Überwältigend war mit rund 70 Prozent der Plätze der Sieg der Islamisten in Ägypten, wo die neu gegründete Partei der Muslimbrüder, die Partei für Freiheit und Gerechtigkeit (FJP), 127 der insgesamt 332 über Parteilisten zu vergebenden Sitze erreichte. Die gleichfalls neu gegründete Partei der salafistischen Bewegung, die Partei des Lichts (Nour-Partei), die deutlich radikalere Positionen als die Muslimbruderschaft vertritt, wurde aus dem Stand heraus mit 96 Sitzen zweitstärkste Kraft. Säkular-liberal orientierte Parteien blieben abgeschlagen auf hinteren Plätzen; mit 36 Sitzen schnitt die Wafd-Partei noch am besten ab. Bei diesem Wahlergebnis war klar, dass sowohl der Parlamentspräsident als auch die meisten Vorsitzenden der Parlamentskommissionen von der FJP geleitet werden.

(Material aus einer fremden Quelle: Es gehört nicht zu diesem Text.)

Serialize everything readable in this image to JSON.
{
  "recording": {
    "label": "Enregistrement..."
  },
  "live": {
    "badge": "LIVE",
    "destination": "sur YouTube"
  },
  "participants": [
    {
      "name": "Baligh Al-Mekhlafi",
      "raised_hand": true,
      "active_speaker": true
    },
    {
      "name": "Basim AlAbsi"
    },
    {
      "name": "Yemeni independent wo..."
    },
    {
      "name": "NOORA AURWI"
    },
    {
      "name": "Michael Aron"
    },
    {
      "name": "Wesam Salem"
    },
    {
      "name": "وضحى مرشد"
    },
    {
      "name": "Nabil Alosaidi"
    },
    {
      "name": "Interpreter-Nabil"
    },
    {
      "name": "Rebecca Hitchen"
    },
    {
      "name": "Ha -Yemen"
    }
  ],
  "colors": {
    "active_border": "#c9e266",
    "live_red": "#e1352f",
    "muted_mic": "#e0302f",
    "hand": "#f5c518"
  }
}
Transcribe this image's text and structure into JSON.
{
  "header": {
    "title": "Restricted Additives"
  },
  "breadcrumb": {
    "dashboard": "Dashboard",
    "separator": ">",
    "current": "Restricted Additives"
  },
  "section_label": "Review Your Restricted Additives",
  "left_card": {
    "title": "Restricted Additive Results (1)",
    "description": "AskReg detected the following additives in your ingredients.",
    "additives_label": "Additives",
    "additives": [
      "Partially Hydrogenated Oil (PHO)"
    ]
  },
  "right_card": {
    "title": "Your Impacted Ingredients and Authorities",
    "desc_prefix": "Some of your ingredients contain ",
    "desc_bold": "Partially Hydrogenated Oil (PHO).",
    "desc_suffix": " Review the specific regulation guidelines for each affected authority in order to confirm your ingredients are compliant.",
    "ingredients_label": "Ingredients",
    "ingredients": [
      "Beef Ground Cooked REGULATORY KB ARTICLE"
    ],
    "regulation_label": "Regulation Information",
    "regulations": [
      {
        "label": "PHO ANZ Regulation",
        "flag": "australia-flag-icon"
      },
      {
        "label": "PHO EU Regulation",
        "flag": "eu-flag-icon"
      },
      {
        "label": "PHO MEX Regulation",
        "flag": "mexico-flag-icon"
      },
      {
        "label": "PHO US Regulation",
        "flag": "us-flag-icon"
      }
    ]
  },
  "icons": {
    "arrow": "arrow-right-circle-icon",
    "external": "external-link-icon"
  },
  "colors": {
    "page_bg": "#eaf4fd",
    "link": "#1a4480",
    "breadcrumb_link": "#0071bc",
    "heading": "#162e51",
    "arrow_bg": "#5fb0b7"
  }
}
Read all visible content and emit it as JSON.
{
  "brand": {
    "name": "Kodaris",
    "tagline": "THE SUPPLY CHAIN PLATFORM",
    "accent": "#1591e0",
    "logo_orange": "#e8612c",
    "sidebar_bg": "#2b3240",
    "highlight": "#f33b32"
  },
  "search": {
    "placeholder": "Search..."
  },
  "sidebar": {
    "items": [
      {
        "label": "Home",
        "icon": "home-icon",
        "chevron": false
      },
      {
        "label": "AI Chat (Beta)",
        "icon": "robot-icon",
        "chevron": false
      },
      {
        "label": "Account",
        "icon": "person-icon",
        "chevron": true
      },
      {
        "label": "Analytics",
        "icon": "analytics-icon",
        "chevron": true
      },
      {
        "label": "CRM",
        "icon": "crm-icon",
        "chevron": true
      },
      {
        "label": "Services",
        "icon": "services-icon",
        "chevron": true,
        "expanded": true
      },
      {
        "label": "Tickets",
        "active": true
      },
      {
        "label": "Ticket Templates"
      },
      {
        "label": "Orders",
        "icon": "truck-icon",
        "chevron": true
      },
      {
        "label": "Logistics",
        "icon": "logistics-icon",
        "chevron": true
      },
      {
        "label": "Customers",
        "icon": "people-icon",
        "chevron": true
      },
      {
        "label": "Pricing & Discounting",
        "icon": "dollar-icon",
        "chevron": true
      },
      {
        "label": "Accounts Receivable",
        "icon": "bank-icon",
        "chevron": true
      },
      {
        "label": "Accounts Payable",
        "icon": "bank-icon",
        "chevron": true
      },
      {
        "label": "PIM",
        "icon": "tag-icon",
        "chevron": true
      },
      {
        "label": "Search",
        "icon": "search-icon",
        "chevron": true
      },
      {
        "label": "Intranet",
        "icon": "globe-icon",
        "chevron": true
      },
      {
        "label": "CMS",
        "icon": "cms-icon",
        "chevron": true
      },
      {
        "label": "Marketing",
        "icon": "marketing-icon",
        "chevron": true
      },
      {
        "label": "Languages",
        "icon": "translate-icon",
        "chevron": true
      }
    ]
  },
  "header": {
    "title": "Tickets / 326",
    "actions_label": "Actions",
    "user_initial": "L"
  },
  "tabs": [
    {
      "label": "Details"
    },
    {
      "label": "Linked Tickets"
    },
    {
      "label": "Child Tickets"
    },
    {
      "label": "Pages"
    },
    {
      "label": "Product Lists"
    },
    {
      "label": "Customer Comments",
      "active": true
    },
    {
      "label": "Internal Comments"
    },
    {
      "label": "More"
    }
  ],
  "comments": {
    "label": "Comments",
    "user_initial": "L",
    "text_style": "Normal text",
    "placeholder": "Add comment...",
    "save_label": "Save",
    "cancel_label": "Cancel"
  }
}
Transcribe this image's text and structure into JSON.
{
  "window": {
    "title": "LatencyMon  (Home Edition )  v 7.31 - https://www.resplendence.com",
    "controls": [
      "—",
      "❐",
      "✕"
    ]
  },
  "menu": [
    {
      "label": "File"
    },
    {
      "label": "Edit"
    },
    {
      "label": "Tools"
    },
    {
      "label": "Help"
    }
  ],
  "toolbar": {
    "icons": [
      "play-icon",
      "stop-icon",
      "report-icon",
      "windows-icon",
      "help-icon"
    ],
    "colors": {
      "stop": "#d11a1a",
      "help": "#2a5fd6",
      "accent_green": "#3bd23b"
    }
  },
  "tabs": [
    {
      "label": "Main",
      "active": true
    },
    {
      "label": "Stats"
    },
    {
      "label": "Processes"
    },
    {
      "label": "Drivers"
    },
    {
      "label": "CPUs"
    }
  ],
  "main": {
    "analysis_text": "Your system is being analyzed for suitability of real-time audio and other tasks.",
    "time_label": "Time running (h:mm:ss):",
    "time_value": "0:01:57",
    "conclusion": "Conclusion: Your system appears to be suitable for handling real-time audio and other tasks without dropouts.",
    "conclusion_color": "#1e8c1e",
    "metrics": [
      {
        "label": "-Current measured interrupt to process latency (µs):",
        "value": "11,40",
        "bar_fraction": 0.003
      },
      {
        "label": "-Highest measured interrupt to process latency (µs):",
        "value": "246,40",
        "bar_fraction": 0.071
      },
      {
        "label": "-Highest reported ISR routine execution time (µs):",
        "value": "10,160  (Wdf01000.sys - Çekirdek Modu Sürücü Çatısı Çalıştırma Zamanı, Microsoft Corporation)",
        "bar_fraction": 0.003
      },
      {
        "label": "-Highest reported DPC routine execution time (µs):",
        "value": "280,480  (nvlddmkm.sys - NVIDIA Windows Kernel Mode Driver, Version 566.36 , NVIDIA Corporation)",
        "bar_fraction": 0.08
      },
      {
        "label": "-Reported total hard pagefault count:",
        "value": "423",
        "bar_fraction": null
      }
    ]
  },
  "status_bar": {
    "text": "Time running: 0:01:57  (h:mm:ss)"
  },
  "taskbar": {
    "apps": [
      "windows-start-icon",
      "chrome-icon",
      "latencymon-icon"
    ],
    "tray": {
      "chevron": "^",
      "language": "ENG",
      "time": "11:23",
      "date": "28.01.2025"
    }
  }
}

Kritik der säkular-liberalen Parteien und der Zivilgesellschaft gab es, als im März 2012 die Muslimbruderschaft auch die 100 Mitglieder der Kommission zur Ausarbeitung einer neuen Verfassung nahezu ausschließlich mit eigenen Gefolgsleuten besetzten, sodass Kopten und selbst Azhar-Vertreter resignierten und sich aus der Kommission zurückzogen. Ende März 2012 stellte schließlich die Muslimbruderschaft mit Khairat al-Shater einen eigenen Kandidaten für die Präsidentschaftswahl im Juni 2012 auf.

Khairat al-Shater, der am 4. April explizit in einem Interview ankündigte, sein politisches Ziel sei "die Umsetzung der Scharia", hat gute Chancen, gewählt zu werden. In der ägyptischen Presse häufen sich indessen die kritischen Kommentare zur politischen Dominanz der Muslimbrüder: Die Revolution von 2011 habe nur die Akteure ausgetauscht, aber nicht die autoritären Strukturen aufgebrochen. Die Omnipräsenz der Partei Husni Mubaraks, der Nationaldemokratischen Partei, sei durch die Omnipräsenz der Muslimbrüder und ihrer FJP ersetzt worden.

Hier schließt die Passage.